If you're helping a person suffering from hoarding addiction to clean up their lives, you'll need several pairs of sturdy rubber gloves, some waste carriers, and the patience of a saint. Most hoarders refuse to take charge of their situation until legal action is taken against them. The police or fire department will eventually issue heavy fines and deadlines to clean up or else face eviction. Some hoarders may even have their property condemned and deemed unliveable. Intervention most often occurs at this point where there are no other alternatives or places to hide.
Family and friends who wish to assist a hoarder should only do so with the assistance of professionals. Hoarding is not something that can be cured overnight, which is why the affected person will require support from several sources. The process can be emotionally draining for everyone involved, but the presence of a psychologist or therapist who specialises in dealing with the disease, and if necessary a hoarder cleanup crew that has dealt with similar cases, can help ease the process. There will be delays and conflicts, but with an outside mediator leading, these issues can hopefully be resolved so that work can resume.

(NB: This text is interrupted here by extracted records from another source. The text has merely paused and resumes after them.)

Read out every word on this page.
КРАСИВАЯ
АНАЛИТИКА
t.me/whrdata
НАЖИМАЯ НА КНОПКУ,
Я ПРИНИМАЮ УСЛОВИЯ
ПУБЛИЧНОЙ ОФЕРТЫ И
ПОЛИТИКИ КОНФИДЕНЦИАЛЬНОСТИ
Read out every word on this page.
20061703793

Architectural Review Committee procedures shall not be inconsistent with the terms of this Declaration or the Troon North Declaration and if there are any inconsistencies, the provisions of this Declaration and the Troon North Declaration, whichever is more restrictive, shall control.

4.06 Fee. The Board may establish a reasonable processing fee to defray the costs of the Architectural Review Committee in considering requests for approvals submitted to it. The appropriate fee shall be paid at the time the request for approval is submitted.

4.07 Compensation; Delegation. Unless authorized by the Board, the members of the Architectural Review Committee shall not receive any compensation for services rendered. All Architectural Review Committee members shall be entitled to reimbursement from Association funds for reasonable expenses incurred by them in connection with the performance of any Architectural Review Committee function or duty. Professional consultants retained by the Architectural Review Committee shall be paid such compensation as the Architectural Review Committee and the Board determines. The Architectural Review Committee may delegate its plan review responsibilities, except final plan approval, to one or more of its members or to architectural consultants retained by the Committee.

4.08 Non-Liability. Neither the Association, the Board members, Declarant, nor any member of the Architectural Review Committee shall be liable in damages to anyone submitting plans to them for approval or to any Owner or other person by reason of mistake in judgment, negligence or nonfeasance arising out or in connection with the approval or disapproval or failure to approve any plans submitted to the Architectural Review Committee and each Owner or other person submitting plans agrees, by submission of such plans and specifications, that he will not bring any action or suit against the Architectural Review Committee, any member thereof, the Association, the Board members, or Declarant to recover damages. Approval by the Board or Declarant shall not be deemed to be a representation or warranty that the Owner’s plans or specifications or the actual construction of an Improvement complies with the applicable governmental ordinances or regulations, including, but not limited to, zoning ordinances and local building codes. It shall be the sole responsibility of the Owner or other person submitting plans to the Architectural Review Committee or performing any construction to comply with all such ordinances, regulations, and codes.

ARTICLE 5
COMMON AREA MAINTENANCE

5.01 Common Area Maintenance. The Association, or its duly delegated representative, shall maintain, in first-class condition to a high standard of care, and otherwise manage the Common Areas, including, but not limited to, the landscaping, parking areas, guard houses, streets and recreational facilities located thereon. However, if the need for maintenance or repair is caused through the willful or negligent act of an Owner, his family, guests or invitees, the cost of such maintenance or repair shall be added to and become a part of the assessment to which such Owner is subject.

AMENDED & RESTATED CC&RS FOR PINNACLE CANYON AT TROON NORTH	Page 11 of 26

A date and time limit must be set before proceeding with any cleaning efforts. Many hoarders will resist and attempt to postpone, but with the support of a team of professionals pre-scheduled to intervene, they will be forced into the process. Everything should be in place and prearranged beforehand such as renting rolloff dumpsters, alerting the city council, and having supplies handy. It helps to set up a clear method of work and organisation before commencing. Allow the person suffering from hoarding to set up three separate areas where items can be categorised as garbage, donation, or to keep. Start slowly with things that are of obvious little value (although even throwing out small bits of packaging or paper can trigger negative behaviour from the hoarder). As you work throughout the house, don't be afraid to question some of the choices of the hoarder. They may also try to retrieve things that have been thrown into the garbage.
Hoarders will suffer from many emotions during the process, which can include apathy, anger, sadness, embarrassment and even happiness. They may suddenly become agitated and snap at people, seeming to regress in minutes and refusing to trash anything more. In these situations, it is best to step back and give control to the psychologist or therapist. Many times they are able to aid the hoarder in changing perspective and can encourage them to return to the task at hand.
If finances are an issue, there are many government agencies that may be able to help with the upfront costs of the cleanup such as renting waste carriers, professional cleaning equipment, and the hourly costs of psychiatric assistance. Larger communities also often have support groups where further helping hands can be found that can help speed along the process or provide some insight and tips on how to best deal with the situation.